When you remove the fat from yoghurt, it tastes like wallpaper paste. So, to make it palatable, food manufacturers fill low-fat yoghurts with sugar, artificial sweeteners and corn syrup. They remove the fat and replace it with something that is far worse and will, ultimately, do the body more harm.
As snack foods go, I’m far better off with a piece of fruit and a small handful of nuts and seeds. Or a bowl of carrot, cucumber and celery sticks with some homemade guacamole – made with fresh avocados, tomatoes and a little chilli and coriander – to dip ‘em in.
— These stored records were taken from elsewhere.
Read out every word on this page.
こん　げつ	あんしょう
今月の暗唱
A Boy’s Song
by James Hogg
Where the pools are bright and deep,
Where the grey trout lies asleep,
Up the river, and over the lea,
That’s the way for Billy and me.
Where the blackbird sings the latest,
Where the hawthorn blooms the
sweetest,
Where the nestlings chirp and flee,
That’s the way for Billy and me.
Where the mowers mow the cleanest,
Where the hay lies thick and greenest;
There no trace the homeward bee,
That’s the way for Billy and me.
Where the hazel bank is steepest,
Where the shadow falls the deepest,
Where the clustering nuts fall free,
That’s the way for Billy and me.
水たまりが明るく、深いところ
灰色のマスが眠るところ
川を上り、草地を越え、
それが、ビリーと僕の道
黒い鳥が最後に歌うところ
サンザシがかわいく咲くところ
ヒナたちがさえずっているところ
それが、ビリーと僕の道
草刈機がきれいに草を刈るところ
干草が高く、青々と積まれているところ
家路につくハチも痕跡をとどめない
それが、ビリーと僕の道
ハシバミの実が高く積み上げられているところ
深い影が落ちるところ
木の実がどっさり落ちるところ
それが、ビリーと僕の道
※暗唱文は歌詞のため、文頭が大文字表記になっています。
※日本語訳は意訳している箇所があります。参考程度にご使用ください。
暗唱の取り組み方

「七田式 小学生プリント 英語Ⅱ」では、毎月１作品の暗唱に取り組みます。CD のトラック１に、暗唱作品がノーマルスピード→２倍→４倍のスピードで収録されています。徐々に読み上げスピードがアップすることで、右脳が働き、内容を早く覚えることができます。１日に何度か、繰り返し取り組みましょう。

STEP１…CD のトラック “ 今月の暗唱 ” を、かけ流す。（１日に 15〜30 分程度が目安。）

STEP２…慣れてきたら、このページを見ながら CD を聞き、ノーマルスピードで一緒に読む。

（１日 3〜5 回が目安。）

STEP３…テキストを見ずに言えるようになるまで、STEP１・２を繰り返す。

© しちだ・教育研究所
And if I’m going to have a yoghurt, I’ll make sure it’s a totally natural yoghurt with nothing added to it but a pot and a lid.
If the need for chocolate is so overpowering that I just can’t resist, as so often happens, a small bar of good-quality plain chocolate with a high cocoa content won’t land me in too much trouble with the diet police.
Moving onto lunch, the healthiest option, of course, is going to be a salad. Vegetables are great, full of vitamins, nutrients, antioxidants, soluble fibre and all sorts of beneficial goodies. But they can be a little bit bland on their own and need livening up.
Most commercially produced dressings and sauces, however, even the low-fat and low-calorie ones, are full of sugar, soybean oil and high-fructose corn syrup. I’m much better off making my own salad dressing with some olive oil and vinegar (and a few fresh herbs and spices if I’m feeling particularly creative).
While it may contain a few more calories and have a higher fat content, olive oil is a ‘good’ fat, has a variety of health benefits and, taken in moderation, can lower cholesterol and reduce the risk of heart disease.
A big part of a more healthy diet is making sure the body has plenty of fluid. But I’m steering clear of the vitamin water which has become popular recently. I may as well take a multi-vitamin tablet with a tablespoon of sugar.
Most so-called vitamin waters or similar drinks are essentially just sugary water with a few chemically produced vitamins thrown in. It is highly unlikely that vitamins taken like this will have any health benefit whatsoever – that will depend entirely on a variety of factors concerning the health and the diet of the individual.
Certainly, without any doubt, no supplement can match the nutrients and vitamins contained in whole foods. So I’ll just pour myself a glass of water. It’s the best way to keep the body hydrated, it won’t rot my teeth, it’s calorie-free… and there is always plenty of it in the tap.
My attempt to eat a healthier diet and pay more attention to nutrition means that I now have to be far more vigilant in the supermarket. I must be wary of enticing claims and empty words and, if in doubt, I scrutinise the ingredients. It is worth it.
You are what eat so, if you eat a lot of rubbish… well, you get the picture!